ECLI:NL:CRVB:2024:2275
Centrale Raad van Beroep
- Hoger beroep
- Rechtspraak.nl
Weigering van Wajong-uitkering wegens niet-duurzaam arbeidsvermogen
In deze zaak heeft appellante hoger beroep ingesteld tegen de weigering van het Uitvoeringsinstituut werknemersverzekeringen (Uwv) om haar een Wajong-uitkering toe te kennen. De Centrale Raad van Beroep heeft op 25 november 2024 uitspraak gedaan. Appellante, geboren in 1983, had op 12 maart 2019 een aanvraag voor een Wajong-uitkering ingediend, waarbij zij aangaf geen arbeidsvermogen te hebben. Het Uwv concludeerde echter dat het ontbreken van arbeidsvermogen niet duurzaam was, omdat appellante in 2015 en 2016 in loondienst had gewerkt. De rechtbank Zeeland-West-Brabant had eerder geoordeeld dat het bestreden besluit van het Uwv aan een motiveringsgebrek leed, maar het Uwv had dit besluit aanvullend gemotiveerd. De Raad heeft de zaak behandeld op een zitting op 22 april 2024, waar appellante werd bijgestaan door haar advocaat, mr. C.F.A. Cadot, en het Uwv werd vertegenwoordigd door mr. M.W.L. Clemens.
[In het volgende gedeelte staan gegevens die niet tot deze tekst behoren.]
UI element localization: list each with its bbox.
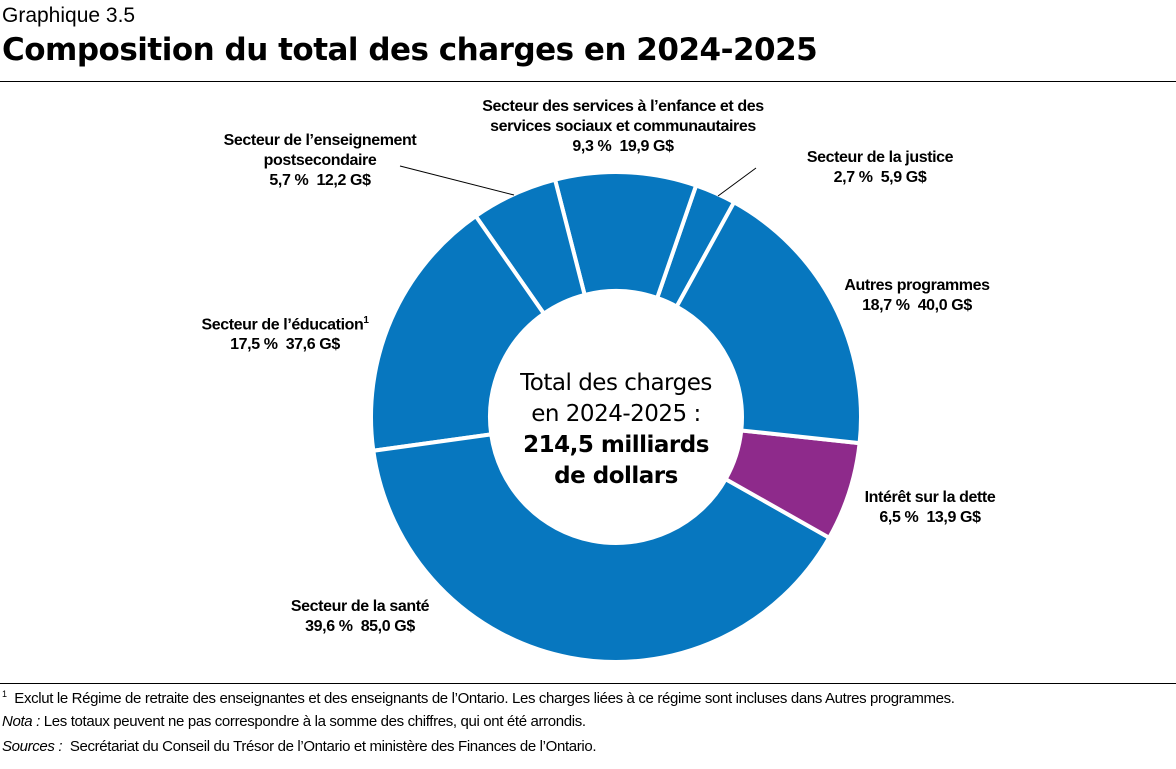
footnote-1: 1 Exclut le Régime de retraite des ensei… <box>2 689 955 707</box>
label-values: 39,6 % 85,0 G$ <box>291 617 429 637</box>
donut-slice-3 <box>369 213 547 454</box>
label-percent: 9,3 % <box>572 138 612 155</box>
label-autres-programmes: Autres programmes 18,7 % 40,0 G$ <box>844 276 990 316</box>
label-values: 9,3 % 19,9 G$ <box>482 137 763 157</box>
label-name: Intérêt sur la dette <box>864 489 996 506</box>
label-percent: 17,5 % <box>230 336 278 354</box>
label-name: Secteur de l’éducation <box>201 316 364 334</box>
center-total: 214,5 milliards <box>523 432 709 458</box>
label-name-line1: Secteur des services à l’enfance et des <box>482 98 764 115</box>
label-enfance-services-sociaux: Secteur des services à l’enfance et des … <box>482 97 764 157</box>
leader-line-justice <box>717 167 757 197</box>
center-unit: de dollars <box>554 463 678 489</box>
footnote-marker: 1 <box>363 315 369 326</box>
sources-label: Sources : <box>2 738 63 755</box>
center-line-2: en 2024-2025 : <box>531 401 701 427</box>
label-education: Secteur de l’éducation1 17,5 % 37,6 G$ <box>201 311 369 355</box>
chart-kicker: Graphique 3.5 <box>2 4 136 27</box>
label-name-line2: services sociaux et communautaires <box>490 118 756 135</box>
label-value: 85,0 G$ <box>360 618 416 635</box>
label-value: 40,0 G$ <box>917 297 973 314</box>
label-percent: 2,7 % <box>833 169 873 186</box>
label-postsecondaire: Secteur de l’enseignement postsecondaire… <box>224 131 417 191</box>
label-name: Secteur de la santé <box>290 598 430 615</box>
label-values: 6,5 % 13,9 G$ <box>865 508 996 528</box>
footnote-nota: Nota : Les totaux peuvent ne pas corresp… <box>2 713 586 730</box>
label-percent: 18,7 % <box>862 297 910 314</box>
donut-slice-0 <box>673 199 863 446</box>
label-sante: Secteur de la santé 39,6 % 85,0 G$ <box>290 597 430 637</box>
bottom-divider <box>0 683 1176 684</box>
top-divider <box>0 81 1176 82</box>
label-percent: 5,7 % <box>269 172 309 189</box>
footnote-marker: 1 <box>2 689 7 699</box>
donut-slice-2 <box>371 432 832 664</box>
footnote-1-text: Exclut le Régime de retraite des enseign… <box>14 690 955 707</box>
center-line-1: Total des charges <box>520 370 712 396</box>
label-value: 13,9 G$ <box>926 509 981 526</box>
footnote-sources: Sources : Secrétariat du Conseil du Trés… <box>2 738 597 755</box>
label-name: Autres programmes <box>844 277 990 294</box>
label-justice: Secteur de la justice 2,7 % 5,9 G$ <box>806 148 954 188</box>
label-percent: 6,5 % <box>879 509 919 526</box>
label-values: 5,7 % 12,2 G$ <box>224 171 417 191</box>
label-value: 12,2 G$ <box>316 172 371 189</box>
leader-line-postsecondary <box>399 165 515 196</box>
label-name-line1: Secteur de l’enseignement <box>223 132 417 149</box>
label-name: Secteur de la justice <box>806 149 954 166</box>
label-value: 5,9 G$ <box>880 169 927 186</box>
nota-text: Les totaux peuvent ne pas correspondre à… <box>43 713 586 730</box>
donut-center-label: Total des charges en 2024-2025 : 214,5 m… <box>520 368 712 492</box>
nota-label: Nota : <box>2 713 40 730</box>
donut-slice-4 <box>472 177 588 317</box>
label-name-line2: postsecondaire <box>263 152 377 169</box>
label-values: 18,7 % 40,0 G$ <box>844 296 989 316</box>
label-percent: 39,6 % <box>305 618 353 635</box>
chart-title: Composition du total des charges en 2024… <box>2 32 818 68</box>
label-value: 37,6 G$ <box>285 336 341 354</box>
label-value: 19,9 G$ <box>619 138 674 155</box>
label-values: 2,7 % 5,9 G$ <box>807 168 953 188</box>
donut-slice-5 <box>552 170 699 301</box>
donut-slice-1 <box>722 428 862 541</box>
label-values: 17,5 % 37,6 G$ <box>201 335 368 355</box>
label-interet-dette: Intérêt sur la dette 6,5 % 13,9 G$ <box>865 488 996 528</box>
sources-text: Secrétariat du Conseil du Trésor de l’On… <box>69 738 597 755</box>
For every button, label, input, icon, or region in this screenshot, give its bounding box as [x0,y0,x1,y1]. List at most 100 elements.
De Raad heeft overwogen dat voor toekenning van een Wajong-uitkering moet worden vastgesteld of het arbeidsvermogen van appellante duurzaam ontbreekt. De Raad concludeert dat het Uwv terecht heeft vastgesteld dat het ontbreken van arbeidsvermogen op de datum van de aanvraag niet duurzaam is, gezien het feit dat appellante eerder wel arbeidsvermogen had. De Raad bevestigt de uitspraak van de rechtbank, waarbij de rechtsgevolgen van het bestreden besluit in stand zijn gelaten. Appellante krijgt geen vergoeding voor proceskosten of griffierecht, omdat het hoger beroep niet slaagt.